Je ressens un lourd pressentiment monter en moi. Quelque chose me dit que Hila, Azel, Majid et Zari sont liés. Quelque chose sur lequel je n'arrive pas à mettre le doigt.

Troisième Lunis de Daeclys, année 1212 de l'Arche de Torn

D'après les informations récoltées auprès des archives royales, Majid In Idibal fut un membre du Haut-Conseil, jusqu'à ce que des accusations de trahison envers le Padishah ne le condamnent à la décapitation. Auparavant, il s'était entiché d'une Majaghane, Azel Bin Jakaad, une esclave. Ayant eu une fille avec elle, il l'affranchit. Cependant, la fille étant née esclave, elle ne put bénéficier de ce traitement de faveur. C'est le Padishah qui l'acheta, comme beaucoup d'autres servantes.

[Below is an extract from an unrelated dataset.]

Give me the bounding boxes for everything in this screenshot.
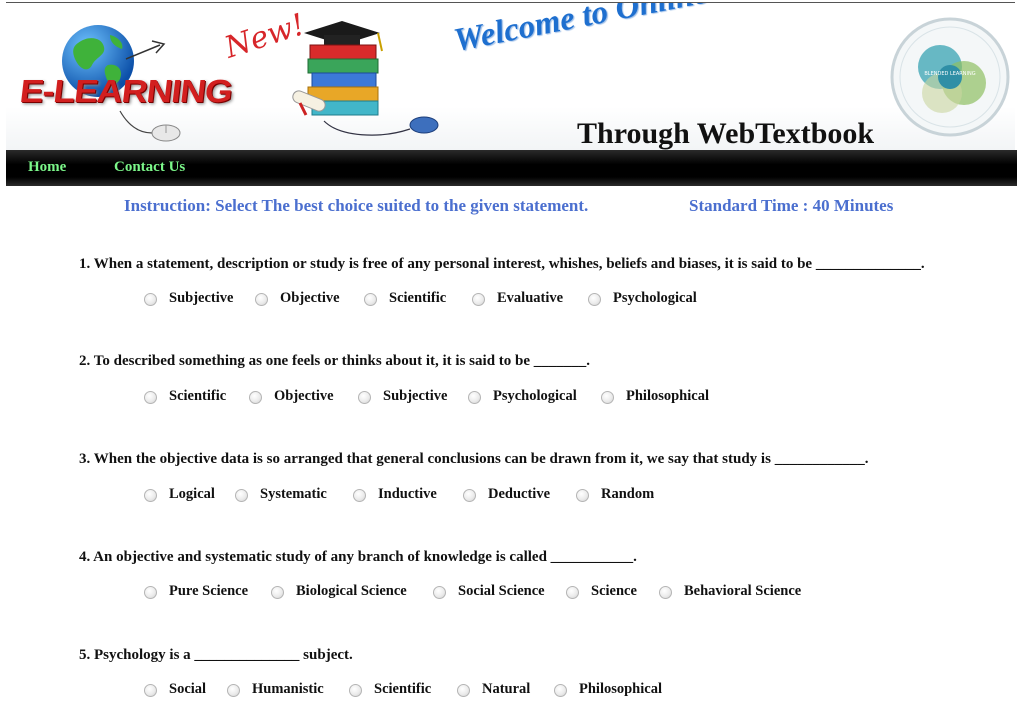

Il reste un trou dans cette affaire. J'ai épluché les enquêtes internes, les archives royales, et même les reliquats d'un vieux bibliothécaire à la retraite.

J'ai demandé audience auprès du Vizir, afin d'obtenir un mandat royal. Peu m'importe ces emplumés du Tribunal des Lunes et du Soleil, je vais fouiller là-bas.

Autre chose, je me fais peut-être du souci pour rien, mais j'ai la nette impression d'être suivi par un chat. Rien d'exceptionnel, mis à part son regard qui me met particulièrement mal à l'aise.